We are keen to see the park improve and flourish, and understand that this takes considerable time and finance, but feel that the poor maintenance is an issue, which if addressed promptly could considerably improve the quality of the park for all its users before larger funding becomes available.

Without a clear vision and focused lead, it appears that the park lacks direction, and that improvements are generally too small to have any impact on the park as a whole, creating a cycle of piecemeal, poorly maintained projects that contribute to an impression of money poorly spent.

The focus on Chumleigh Gardens further highlights the neglect throughout the rest of the park, and lack of signage here creates a remote enclave separate from the park that doesn’t relate to or open up to the wider park.

The park needs a clear strategy to take it forward, or it risks floundering in piecemeal regeneration that further fragments an already fragmented park, when there is an opportunity to allow the park to become the living heart of the regeneration around it, and a focus for the wellbeing of people in the local area and beyond.

The Council response to Friends of Burgess Park audit


The Council fully acknowledges that Burgess Park does not achieve the high standards of maintenance and infrastructure that it has achieved in its other three major parks.

Burgess Park was created incrementally by the GLC over a period of 50 years and was handed over to the Council upon its demise as an incomplete project and  without any form of dowry. The park has struggled to establish an identity of its own ever since.

It has long been the Council’s view that a substantial investment is needed to bring Burgess Park up to the standard that it achieves in its other parks and the Council has made three unsuccessful applications for substantial funding over the past ten years. The Council has been successful in attracting considerable resources into its other major parks through grants obtained from the Heritage Lottery fund. Unfortunately, the HLF does not consider Burgess Park to be a repository of sufficient heritage value to make it worthy of a major grant and as a consequence, the major source of parks funding available to the park has been closed to it.

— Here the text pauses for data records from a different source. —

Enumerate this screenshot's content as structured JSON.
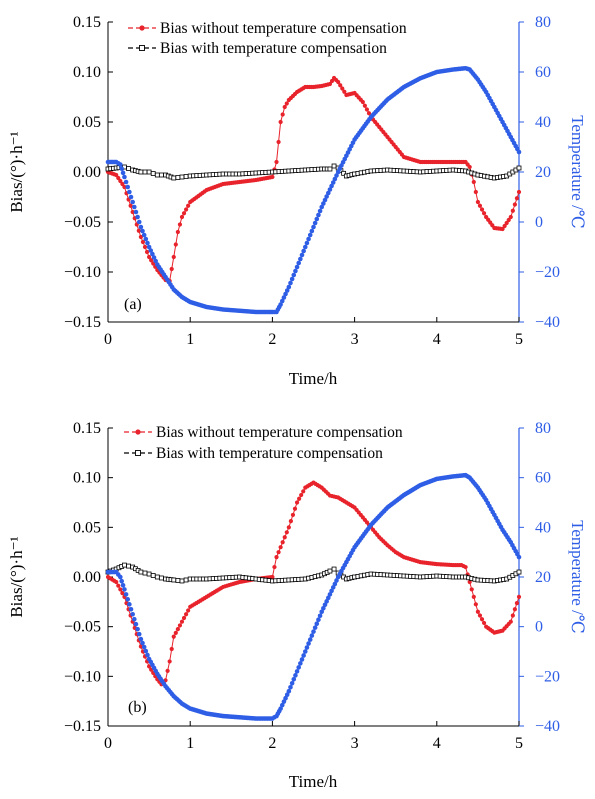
{
  "chart_data": [
    {
      "type": "line",
      "panel_label": "(a)",
      "xlabel": "Time/h",
      "ylabel": "Bias/(°)·h⁻¹",
      "y2label": "Temperature /℃",
      "xlim": [
        0,
        5
      ],
      "ylim": [
        -0.15,
        0.15
      ],
      "y2lim": [
        -40,
        80
      ],
      "x_ticks": [
        "0",
        "1",
        "2",
        "3",
        "4",
        "5"
      ],
      "y_ticks": [
        "0.15",
        "0.10",
        "0.05",
        "0.00",
        "−0.05",
        "−0.10",
        "−0.15"
      ],
      "y2_ticks": [
        "80",
        "60",
        "40",
        "20",
        "0",
        "−20",
        "−40"
      ],
      "legend_position": "top-left",
      "grid": false,
      "series": [
        {
          "name": "Bias without temperature compensation",
          "axis": "left",
          "color": "#e8232b",
          "marker": "dot",
          "points": [
            [
              0.0,
              0.0
            ],
            [
              0.1,
              -0.003
            ],
            [
              0.2,
              -0.015
            ],
            [
              0.3,
              -0.04
            ],
            [
              0.4,
              -0.065
            ],
            [
              0.5,
              -0.085
            ],
            [
              0.6,
              -0.098
            ],
            [
              0.7,
              -0.108
            ],
            [
              0.75,
              -0.109
            ],
            [
              0.8,
              -0.085
            ],
            [
              0.85,
              -0.06
            ],
            [
              0.9,
              -0.045
            ],
            [
              1.0,
              -0.03
            ],
            [
              1.2,
              -0.018
            ],
            [
              1.4,
              -0.012
            ],
            [
              1.6,
              -0.01
            ],
            [
              1.8,
              -0.008
            ],
            [
              2.0,
              -0.005
            ],
            [
              2.05,
              0.01
            ],
            [
              2.1,
              0.05
            ],
            [
              2.15,
              0.065
            ],
            [
              2.2,
              0.072
            ],
            [
              2.3,
              0.08
            ],
            [
              2.4,
              0.085
            ],
            [
              2.5,
              0.085
            ],
            [
              2.6,
              0.086
            ],
            [
              2.7,
              0.088
            ],
            [
              2.75,
              0.094
            ],
            [
              2.8,
              0.09
            ],
            [
              2.9,
              0.077
            ],
            [
              3.0,
              0.079
            ],
            [
              3.1,
              0.07
            ],
            [
              3.2,
              0.055
            ],
            [
              3.3,
              0.045
            ],
            [
              3.4,
              0.035
            ],
            [
              3.5,
              0.025
            ],
            [
              3.6,
              0.015
            ],
            [
              3.8,
              0.01
            ],
            [
              4.0,
              0.01
            ],
            [
              4.2,
              0.01
            ],
            [
              4.35,
              0.01
            ],
            [
              4.4,
              0.005
            ],
            [
              4.45,
              -0.01
            ],
            [
              4.5,
              -0.03
            ],
            [
              4.6,
              -0.045
            ],
            [
              4.7,
              -0.056
            ],
            [
              4.8,
              -0.057
            ],
            [
              4.9,
              -0.045
            ],
            [
              5.0,
              -0.02
            ]
          ]
        },
        {
          "name": "Bias with  temperature compensation",
          "axis": "left",
          "color": "#000000",
          "marker": "square-open",
          "points": [
            [
              0.0,
              0.003
            ],
            [
              0.1,
              0.004
            ],
            [
              0.2,
              0.005
            ],
            [
              0.3,
              0.002
            ],
            [
              0.4,
              0.0
            ],
            [
              0.5,
              0.0
            ],
            [
              0.6,
              -0.003
            ],
            [
              0.7,
              -0.003
            ],
            [
              0.8,
              -0.006
            ],
            [
              0.9,
              -0.005
            ],
            [
              1.0,
              -0.004
            ],
            [
              1.2,
              -0.003
            ],
            [
              1.4,
              -0.002
            ],
            [
              1.6,
              -0.002
            ],
            [
              1.8,
              -0.001
            ],
            [
              2.0,
              0.0
            ],
            [
              2.2,
              0.001
            ],
            [
              2.4,
              0.002
            ],
            [
              2.6,
              0.003
            ],
            [
              2.7,
              0.003
            ],
            [
              2.75,
              0.006
            ],
            [
              2.8,
              0.004
            ],
            [
              2.9,
              -0.004
            ],
            [
              3.0,
              -0.002
            ],
            [
              3.2,
              0.001
            ],
            [
              3.4,
              0.002
            ],
            [
              3.6,
              0.001
            ],
            [
              3.8,
              0.0
            ],
            [
              4.0,
              0.001
            ],
            [
              4.2,
              0.002
            ],
            [
              4.35,
              0.001
            ],
            [
              4.5,
              -0.003
            ],
            [
              4.7,
              -0.006
            ],
            [
              4.85,
              -0.004
            ],
            [
              5.0,
              0.004
            ]
          ]
        },
        {
          "name": "Temperature",
          "axis": "right",
          "color": "#2f5ee6",
          "marker": "dot",
          "points": [
            [
              0.0,
              24
            ],
            [
              0.1,
              24
            ],
            [
              0.15,
              23
            ],
            [
              0.2,
              18
            ],
            [
              0.3,
              8
            ],
            [
              0.4,
              -2
            ],
            [
              0.5,
              -10
            ],
            [
              0.6,
              -17
            ],
            [
              0.7,
              -22
            ],
            [
              0.8,
              -27
            ],
            [
              0.9,
              -30
            ],
            [
              1.0,
              -32
            ],
            [
              1.2,
              -34
            ],
            [
              1.4,
              -35
            ],
            [
              1.6,
              -35.5
            ],
            [
              1.8,
              -36
            ],
            [
              2.0,
              -36
            ],
            [
              2.05,
              -36
            ],
            [
              2.1,
              -33
            ],
            [
              2.2,
              -26
            ],
            [
              2.4,
              -10
            ],
            [
              2.6,
              6
            ],
            [
              2.8,
              20
            ],
            [
              3.0,
              33
            ],
            [
              3.2,
              42
            ],
            [
              3.4,
              49
            ],
            [
              3.6,
              54
            ],
            [
              3.8,
              57.5
            ],
            [
              4.0,
              60
            ],
            [
              4.2,
              61
            ],
            [
              4.35,
              61.5
            ],
            [
              4.4,
              61
            ],
            [
              4.5,
              57
            ],
            [
              4.6,
              52
            ],
            [
              4.7,
              46
            ],
            [
              4.8,
              40
            ],
            [
              4.9,
              34
            ],
            [
              5.0,
              28
            ]
          ]
        }
      ]
    },
    {
      "type": "line",
      "panel_label": "(b)",
      "xlabel": "Time/h",
      "ylabel": "Bias/(°)·h⁻¹",
      "y2label": "Temperature /℃",
      "xlim": [
        0,
        5
      ],
      "ylim": [
        -0.15,
        0.15
      ],
      "y2lim": [
        -40,
        80
      ],
      "x_ticks": [
        "0",
        "1",
        "2",
        "3",
        "4",
        "5"
      ],
      "y_ticks": [
        "0.15",
        "0.10",
        "0.05",
        "0.00",
        "−0.05",
        "−0.10",
        "−0.15"
      ],
      "y2_ticks": [
        "80",
        "60",
        "40",
        "20",
        "0",
        "−20",
        "−40"
      ],
      "legend_position": "top-left",
      "grid": false,
      "series": [
        {
          "name": "Bias without temperature compensation",
          "axis": "left",
          "color": "#e8232b",
          "marker": "dot",
          "points": [
            [
              0.0,
              0.0
            ],
            [
              0.1,
              -0.005
            ],
            [
              0.2,
              -0.02
            ],
            [
              0.3,
              -0.045
            ],
            [
              0.4,
              -0.07
            ],
            [
              0.5,
              -0.09
            ],
            [
              0.6,
              -0.103
            ],
            [
              0.65,
              -0.108
            ],
            [
              0.7,
              -0.104
            ],
            [
              0.75,
              -0.085
            ],
            [
              0.8,
              -0.06
            ],
            [
              0.9,
              -0.045
            ],
            [
              1.0,
              -0.03
            ],
            [
              1.2,
              -0.02
            ],
            [
              1.4,
              -0.01
            ],
            [
              1.6,
              -0.005
            ],
            [
              1.8,
              -0.002
            ],
            [
              2.0,
              0.0
            ],
            [
              2.05,
              0.02
            ],
            [
              2.1,
              0.03
            ],
            [
              2.2,
              0.05
            ],
            [
              2.3,
              0.075
            ],
            [
              2.4,
              0.09
            ],
            [
              2.5,
              0.095
            ],
            [
              2.6,
              0.09
            ],
            [
              2.7,
              0.082
            ],
            [
              2.8,
              0.08
            ],
            [
              2.9,
              0.075
            ],
            [
              3.0,
              0.07
            ],
            [
              3.1,
              0.06
            ],
            [
              3.2,
              0.05
            ],
            [
              3.3,
              0.04
            ],
            [
              3.4,
              0.032
            ],
            [
              3.5,
              0.025
            ],
            [
              3.6,
              0.02
            ],
            [
              3.8,
              0.015
            ],
            [
              4.0,
              0.013
            ],
            [
              4.2,
              0.012
            ],
            [
              4.3,
              0.012
            ],
            [
              4.35,
              0.01
            ],
            [
              4.4,
              -0.005
            ],
            [
              4.45,
              -0.02
            ],
            [
              4.5,
              -0.035
            ],
            [
              4.6,
              -0.05
            ],
            [
              4.7,
              -0.056
            ],
            [
              4.8,
              -0.054
            ],
            [
              4.9,
              -0.045
            ],
            [
              5.0,
              -0.02
            ]
          ]
        },
        {
          "name": "Bias with  temperature compensation",
          "axis": "left",
          "color": "#000000",
          "marker": "square-open",
          "points": [
            [
              0.0,
              0.005
            ],
            [
              0.1,
              0.008
            ],
            [
              0.2,
              0.012
            ],
            [
              0.3,
              0.01
            ],
            [
              0.4,
              0.005
            ],
            [
              0.5,
              0.003
            ],
            [
              0.6,
              0.0
            ],
            [
              0.7,
              -0.002
            ],
            [
              0.8,
              -0.003
            ],
            [
              0.9,
              -0.004
            ],
            [
              1.0,
              -0.002
            ],
            [
              1.2,
              -0.002
            ],
            [
              1.4,
              -0.001
            ],
            [
              1.6,
              0.0
            ],
            [
              1.8,
              -0.002
            ],
            [
              2.0,
              -0.004
            ],
            [
              2.2,
              -0.003
            ],
            [
              2.4,
              -0.002
            ],
            [
              2.6,
              0.002
            ],
            [
              2.7,
              0.006
            ],
            [
              2.75,
              0.008
            ],
            [
              2.8,
              0.004
            ],
            [
              2.9,
              -0.002
            ],
            [
              3.0,
              0.0
            ],
            [
              3.2,
              0.003
            ],
            [
              3.4,
              0.002
            ],
            [
              3.6,
              0.001
            ],
            [
              3.8,
              0.0
            ],
            [
              4.0,
              0.001
            ],
            [
              4.2,
              0.0
            ],
            [
              4.35,
              0.0
            ],
            [
              4.5,
              -0.003
            ],
            [
              4.7,
              -0.004
            ],
            [
              4.85,
              -0.002
            ],
            [
              5.0,
              0.005
            ]
          ]
        },
        {
          "name": "Temperature",
          "axis": "right",
          "color": "#2f5ee6",
          "marker": "dot",
          "points": [
            [
              0.0,
              22
            ],
            [
              0.1,
              22
            ],
            [
              0.15,
              20
            ],
            [
              0.2,
              15
            ],
            [
              0.3,
              5
            ],
            [
              0.4,
              -5
            ],
            [
              0.5,
              -13
            ],
            [
              0.6,
              -19
            ],
            [
              0.7,
              -24
            ],
            [
              0.8,
              -28
            ],
            [
              0.9,
              -31
            ],
            [
              1.0,
              -33
            ],
            [
              1.2,
              -35
            ],
            [
              1.4,
              -36
            ],
            [
              1.6,
              -36.5
            ],
            [
              1.8,
              -37
            ],
            [
              2.0,
              -37
            ],
            [
              2.05,
              -36
            ],
            [
              2.1,
              -33
            ],
            [
              2.2,
              -26
            ],
            [
              2.4,
              -10
            ],
            [
              2.6,
              6
            ],
            [
              2.8,
              20
            ],
            [
              3.0,
              32
            ],
            [
              3.2,
              41
            ],
            [
              3.4,
              48
            ],
            [
              3.6,
              53
            ],
            [
              3.8,
              57
            ],
            [
              4.0,
              59.5
            ],
            [
              4.2,
              60.5
            ],
            [
              4.35,
              61
            ],
            [
              4.4,
              60
            ],
            [
              4.5,
              56
            ],
            [
              4.6,
              51
            ],
            [
              4.7,
              45
            ],
            [
              4.8,
              39
            ],
            [
              4.9,
              34
            ],
            [
              5.0,
              28
            ]
          ]
        }
      ]
    }
  ]
}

Since this date, we have attracted, opportunistically, funding into the park to develop facilities such as the football centre, the tennis centre and the Surrey Canal Avenue. But as you correctly identify, these projects have not addressed the fundamental issues that the park faces – redundant roads, poor footpaths, poor lighting, inadequate signage and overall, a lack of a sense of place. 

The Council as a whole and the parks service as part of this operates in a very constrained financial environment. The parks service and its contractors, we would argue, do generally perform in respect of the relatively low impact but nevertheless, vital daily work to keep the park in order – cutting the grass, picking up the litter, emptying the bins, sweeping the paths and undertaking repairs that are necessary to keep the public safe.  Where our contractors fail to deliver what is required of them (and we acknowledge that they do fail on occasion), they are penalised for this financially (see below).

However, the limited amount of money available to maintain the park and keep it safe cannot address the issues of dereliction that your report and photographs identify. We will respond to the issues that you raise for each area in detail, but in general terms, the Council does not leave areas of the park in a poor or un-maintained condition through neglect. These areas are in this condition because the Council does not have sufficient resources to address these problems – problems which are fundamentally a result of its having inherited an incomplete park 20 years ago.   

Burgess Park continues to present huge challenges. But in the context of all the regeneration that has been taking place or is about to take place in North Peckham, The Aylesbury and the Elephant and Castle, the Council recognises that Burgess Park cannot simply be left to fester in its current condition and continue to fail to address the needs and aspirations of local residents.